Standards Alignment

Which open standards WitnessOps uses, in what order, and why.

WitnessOps uses open standards for the cryptographic envelope, trusted time, and attestation layers. Some internal packaging and ledger formats remain custom, documented, and intentionally non-standard.

The Principle

Standardize signature first, then time, then meaning, then ecosystem export.

This is the frozen priority order. Each standard solves one problem cleanly, and they compose in sequence:

PriorityStandardWhat it solves
1DSSE v1.0.2What exact bytes were signed
2RFC 3161Trusted time over a signed object
3in-toto v1.0What the signed claim means (structured attestation)
4SLSA v1.2Build provenance and supply-chain assurance
5SCITTInteroperable transparency receipts (future)

Why This Order

DSSE first because it solves the most dangerous ambiguity: "what exactly was signed?" Without DSSE, a signed blob could be interpreted as multiple payload types.
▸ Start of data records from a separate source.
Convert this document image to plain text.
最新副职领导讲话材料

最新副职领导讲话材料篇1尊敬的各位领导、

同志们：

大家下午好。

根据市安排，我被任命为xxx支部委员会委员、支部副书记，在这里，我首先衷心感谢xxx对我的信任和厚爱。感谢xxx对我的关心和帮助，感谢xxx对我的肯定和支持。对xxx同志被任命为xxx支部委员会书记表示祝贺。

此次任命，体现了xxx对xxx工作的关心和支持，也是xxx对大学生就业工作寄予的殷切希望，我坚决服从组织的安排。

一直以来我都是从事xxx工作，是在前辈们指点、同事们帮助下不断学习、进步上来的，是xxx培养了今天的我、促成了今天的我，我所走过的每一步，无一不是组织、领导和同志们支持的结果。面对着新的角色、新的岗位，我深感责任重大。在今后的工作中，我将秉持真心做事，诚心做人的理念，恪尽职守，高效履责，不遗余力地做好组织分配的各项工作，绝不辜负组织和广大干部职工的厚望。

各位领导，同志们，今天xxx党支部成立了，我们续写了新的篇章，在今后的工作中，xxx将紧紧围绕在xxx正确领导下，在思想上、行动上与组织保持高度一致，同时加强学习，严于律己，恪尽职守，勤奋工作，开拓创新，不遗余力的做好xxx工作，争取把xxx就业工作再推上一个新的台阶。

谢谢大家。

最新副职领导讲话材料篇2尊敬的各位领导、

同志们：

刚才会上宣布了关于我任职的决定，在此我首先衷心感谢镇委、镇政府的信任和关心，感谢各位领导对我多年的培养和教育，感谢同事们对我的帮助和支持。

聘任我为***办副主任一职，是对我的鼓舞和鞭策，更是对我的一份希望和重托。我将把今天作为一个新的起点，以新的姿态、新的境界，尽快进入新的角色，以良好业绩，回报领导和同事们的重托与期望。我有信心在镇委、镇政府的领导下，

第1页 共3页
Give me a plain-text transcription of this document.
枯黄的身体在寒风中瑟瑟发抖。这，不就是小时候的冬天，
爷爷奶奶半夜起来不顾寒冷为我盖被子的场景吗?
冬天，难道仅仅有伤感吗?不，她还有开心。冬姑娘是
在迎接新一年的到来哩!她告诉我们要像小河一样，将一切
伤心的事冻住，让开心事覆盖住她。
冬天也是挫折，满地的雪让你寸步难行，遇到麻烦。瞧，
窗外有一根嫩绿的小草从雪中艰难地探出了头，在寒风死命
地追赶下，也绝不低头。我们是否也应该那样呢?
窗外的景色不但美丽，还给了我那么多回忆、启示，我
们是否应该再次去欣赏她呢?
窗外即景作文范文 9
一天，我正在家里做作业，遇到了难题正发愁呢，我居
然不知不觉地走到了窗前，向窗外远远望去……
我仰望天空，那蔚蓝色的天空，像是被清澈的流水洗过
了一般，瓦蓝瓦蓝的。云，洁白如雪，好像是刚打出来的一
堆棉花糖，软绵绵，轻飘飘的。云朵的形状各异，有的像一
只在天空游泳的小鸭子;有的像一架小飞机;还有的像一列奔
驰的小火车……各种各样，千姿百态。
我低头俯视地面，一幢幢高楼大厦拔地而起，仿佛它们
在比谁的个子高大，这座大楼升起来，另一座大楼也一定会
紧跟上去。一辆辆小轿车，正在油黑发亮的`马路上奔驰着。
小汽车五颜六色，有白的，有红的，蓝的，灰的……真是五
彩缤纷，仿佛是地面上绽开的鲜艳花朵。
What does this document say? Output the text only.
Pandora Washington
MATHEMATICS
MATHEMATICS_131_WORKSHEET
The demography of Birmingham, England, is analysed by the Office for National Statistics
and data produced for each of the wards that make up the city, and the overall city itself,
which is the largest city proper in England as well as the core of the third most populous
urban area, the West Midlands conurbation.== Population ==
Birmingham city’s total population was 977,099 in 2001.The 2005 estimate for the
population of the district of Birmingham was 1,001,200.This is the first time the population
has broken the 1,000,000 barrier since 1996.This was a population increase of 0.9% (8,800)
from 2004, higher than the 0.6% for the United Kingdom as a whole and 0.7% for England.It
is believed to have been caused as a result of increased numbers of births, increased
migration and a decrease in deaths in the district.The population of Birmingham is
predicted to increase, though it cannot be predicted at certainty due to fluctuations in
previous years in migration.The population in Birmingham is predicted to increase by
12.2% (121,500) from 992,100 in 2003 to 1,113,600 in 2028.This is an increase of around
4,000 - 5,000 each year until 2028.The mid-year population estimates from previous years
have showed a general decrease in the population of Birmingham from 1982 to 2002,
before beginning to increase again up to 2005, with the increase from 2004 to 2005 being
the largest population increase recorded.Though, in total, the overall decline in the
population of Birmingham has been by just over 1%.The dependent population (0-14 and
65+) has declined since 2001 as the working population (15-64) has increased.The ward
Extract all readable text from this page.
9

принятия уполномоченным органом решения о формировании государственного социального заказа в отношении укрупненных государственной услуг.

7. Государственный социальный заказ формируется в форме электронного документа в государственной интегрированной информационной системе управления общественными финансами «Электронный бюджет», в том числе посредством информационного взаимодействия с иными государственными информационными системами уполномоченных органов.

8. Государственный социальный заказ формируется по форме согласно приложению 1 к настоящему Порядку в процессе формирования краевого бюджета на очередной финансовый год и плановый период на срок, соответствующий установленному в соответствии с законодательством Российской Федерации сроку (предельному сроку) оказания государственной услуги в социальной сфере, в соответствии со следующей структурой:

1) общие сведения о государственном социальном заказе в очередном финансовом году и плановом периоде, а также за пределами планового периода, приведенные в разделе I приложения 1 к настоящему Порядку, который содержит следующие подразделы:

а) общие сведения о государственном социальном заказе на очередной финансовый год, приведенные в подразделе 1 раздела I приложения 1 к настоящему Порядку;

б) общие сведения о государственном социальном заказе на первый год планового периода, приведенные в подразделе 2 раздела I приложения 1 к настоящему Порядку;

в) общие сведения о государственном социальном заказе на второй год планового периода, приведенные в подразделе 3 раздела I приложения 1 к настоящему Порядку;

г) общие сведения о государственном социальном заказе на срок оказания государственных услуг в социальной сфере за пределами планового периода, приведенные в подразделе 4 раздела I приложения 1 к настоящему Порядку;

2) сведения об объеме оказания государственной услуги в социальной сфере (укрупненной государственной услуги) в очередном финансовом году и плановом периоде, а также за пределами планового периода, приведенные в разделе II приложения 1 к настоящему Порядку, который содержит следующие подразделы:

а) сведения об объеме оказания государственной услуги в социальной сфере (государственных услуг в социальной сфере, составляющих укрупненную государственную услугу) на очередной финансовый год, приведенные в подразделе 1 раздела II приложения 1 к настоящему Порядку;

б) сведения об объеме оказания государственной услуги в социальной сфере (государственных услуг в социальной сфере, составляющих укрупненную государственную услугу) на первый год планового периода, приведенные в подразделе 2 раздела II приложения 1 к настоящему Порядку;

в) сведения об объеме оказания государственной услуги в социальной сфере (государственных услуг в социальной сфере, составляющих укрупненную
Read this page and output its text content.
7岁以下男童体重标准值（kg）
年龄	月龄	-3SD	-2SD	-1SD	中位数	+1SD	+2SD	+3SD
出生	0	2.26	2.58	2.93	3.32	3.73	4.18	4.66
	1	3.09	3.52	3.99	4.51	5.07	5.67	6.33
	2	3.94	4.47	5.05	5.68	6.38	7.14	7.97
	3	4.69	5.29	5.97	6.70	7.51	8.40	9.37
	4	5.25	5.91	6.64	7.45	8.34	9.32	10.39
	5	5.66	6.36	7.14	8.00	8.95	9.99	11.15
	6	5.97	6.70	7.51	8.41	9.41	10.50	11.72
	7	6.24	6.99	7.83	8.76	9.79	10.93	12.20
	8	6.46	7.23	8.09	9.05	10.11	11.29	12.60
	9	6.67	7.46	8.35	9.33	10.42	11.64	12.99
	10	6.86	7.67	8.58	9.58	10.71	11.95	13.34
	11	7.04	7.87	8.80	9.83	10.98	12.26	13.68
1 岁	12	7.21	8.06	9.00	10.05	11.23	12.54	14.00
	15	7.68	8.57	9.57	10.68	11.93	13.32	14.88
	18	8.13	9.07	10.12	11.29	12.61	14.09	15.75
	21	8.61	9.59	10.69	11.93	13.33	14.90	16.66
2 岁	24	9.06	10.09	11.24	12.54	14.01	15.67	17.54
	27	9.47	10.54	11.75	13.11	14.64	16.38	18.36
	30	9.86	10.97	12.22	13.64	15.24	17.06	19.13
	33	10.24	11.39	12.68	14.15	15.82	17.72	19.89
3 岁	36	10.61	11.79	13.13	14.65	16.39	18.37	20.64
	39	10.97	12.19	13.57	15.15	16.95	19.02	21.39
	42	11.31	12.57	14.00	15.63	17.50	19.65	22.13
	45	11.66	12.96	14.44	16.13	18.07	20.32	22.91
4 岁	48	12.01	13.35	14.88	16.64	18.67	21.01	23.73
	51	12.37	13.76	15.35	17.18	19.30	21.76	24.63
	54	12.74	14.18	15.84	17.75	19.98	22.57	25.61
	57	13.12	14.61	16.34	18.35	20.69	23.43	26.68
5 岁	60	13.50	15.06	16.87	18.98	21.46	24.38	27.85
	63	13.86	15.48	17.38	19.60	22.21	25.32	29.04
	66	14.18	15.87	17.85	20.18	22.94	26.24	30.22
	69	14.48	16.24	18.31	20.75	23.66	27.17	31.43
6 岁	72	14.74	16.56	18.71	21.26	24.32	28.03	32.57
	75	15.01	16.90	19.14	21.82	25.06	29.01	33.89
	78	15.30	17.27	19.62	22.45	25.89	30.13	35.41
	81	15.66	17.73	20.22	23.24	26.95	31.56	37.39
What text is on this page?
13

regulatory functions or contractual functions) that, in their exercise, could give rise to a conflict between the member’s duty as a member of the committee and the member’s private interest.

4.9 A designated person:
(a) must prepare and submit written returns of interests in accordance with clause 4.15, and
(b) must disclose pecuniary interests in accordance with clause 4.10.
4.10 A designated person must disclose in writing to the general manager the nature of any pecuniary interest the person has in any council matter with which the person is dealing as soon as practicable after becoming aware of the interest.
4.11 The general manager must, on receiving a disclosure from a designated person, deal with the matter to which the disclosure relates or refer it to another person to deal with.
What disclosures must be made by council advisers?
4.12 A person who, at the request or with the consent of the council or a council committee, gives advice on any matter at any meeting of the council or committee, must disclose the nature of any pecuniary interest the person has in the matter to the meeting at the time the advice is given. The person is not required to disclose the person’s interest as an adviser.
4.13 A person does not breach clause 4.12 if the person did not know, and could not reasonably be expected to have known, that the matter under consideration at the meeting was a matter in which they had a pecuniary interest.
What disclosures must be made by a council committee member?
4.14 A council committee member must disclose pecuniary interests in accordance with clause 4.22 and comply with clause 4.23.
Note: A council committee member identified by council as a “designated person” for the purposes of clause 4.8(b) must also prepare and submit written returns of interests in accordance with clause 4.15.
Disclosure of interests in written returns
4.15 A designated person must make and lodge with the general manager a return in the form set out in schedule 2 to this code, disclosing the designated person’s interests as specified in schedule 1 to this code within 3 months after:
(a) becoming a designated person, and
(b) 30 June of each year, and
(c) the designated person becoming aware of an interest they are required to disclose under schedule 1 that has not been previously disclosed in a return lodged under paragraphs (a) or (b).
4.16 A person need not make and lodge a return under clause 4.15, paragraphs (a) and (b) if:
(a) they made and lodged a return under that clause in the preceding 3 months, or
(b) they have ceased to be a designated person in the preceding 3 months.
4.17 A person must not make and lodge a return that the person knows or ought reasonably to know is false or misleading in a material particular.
DSSE binds the payload type and exact bytes into the signature. Every other standard builds on this.

RFC 3161 second because trusted time is the biggest external-verification upgrade after signature clarity. A self-asserted timestamp from the issuer proves nothing to a skeptic. An RFC 3161 token from an independent timestamp authority proves the signed object existed before a specific time — and can be verified offline with the token and TSA chain alone.

in-toto third because it standardizes what the claim means. DSSE tells you the bytes are authentic. in-toto tells you the bytes represent a structured statement with a subject, a predicate type, and domain-specific content. This makes WitnessOps claims readable by standard attestation tooling.

SLSA and SCITT later because they are ecosystem interoperability targets, not core proof primitives. SLSA matters when WitnessOps proof bundles need to interoperate with build provenance systems. SCITT matters when receipts need to be registered with external transparency services. Neither is required for local proof construction or offline verification.

What Each Standard Provides

DSSE (Dead Simple Signing Envelope)

  • Wraps every signed receipt and claim
  • Prevents payload-type confusion attacks
  • Payload type: application/vnd.witnessops.execution-receipt.v2+json
  • Specification: DSSE v1.0.2

RFC 3161 (Time-Stamp Protocol)

  • Timestamps the SHA-256 digest of the DSSE envelope bytes
  • Produces a portable, independently verifiable timestamp token
  • Token format: DER-encoded TimeStampResponse
  • Can be verified with OpenSSL or any RFC 3161-compatible tool
  • Specification: RFC 3161

in-toto (Attestation Framework)

  • Wraps claims as standard statements with subject, predicate type, and predicate content
  • WitnessOps uses custom predicate types for execution receipts, promotions, drift, and rollbacks
  • Allows standard attestation tooling to parse WitnessOps claims without WitnessOps-specific code
  • Specification: in-toto Attestation Framework v1.0

What Stays Custom

WitnessOps uses custom formats for internal operations that do not need ecosystem interoperability:

  • Hash-chained NDJSON ledgers — the internal receipt chain format
  • Merkle batch proofs — the internal integrity structure
  • Bundle directory layout — the packaging convention

These formats are stable and documented but are not proposed as external standards. Standards are for export. Internal formats are for speed and operational control.

Current Implementation Status

StandardStatus in WitnessOps
DSSE v1.0.2Implemented. Every receipt and claim is DSSE-wrapped.
RFC 3161Implemented. Timestamp request generation and digest binding verification. TSA integration is operational.
in-toto v1.0Implemented. Claims are emitted as in-toto Statements with custom predicates.
SLSA v1.2Aligned. Build provenance predicates used where applicable.
SCITTDesigned for future compatibility. Not yet required for core verification.

What This Means for Verifiers

A verifier does not need WitnessOps-specific tools. Standard cryptographic libraries can:

  • Parse the DSSE envelope and verify the Ed25519 signature
  • Verify the RFC 3161 timestamp token against the TSA certificate chain
  • Parse the in-toto Statement and inspect the predicate
  • Verify the Merkle inclusion proof against the checkpoint

WitnessOps is built to be verified, not to be trusted.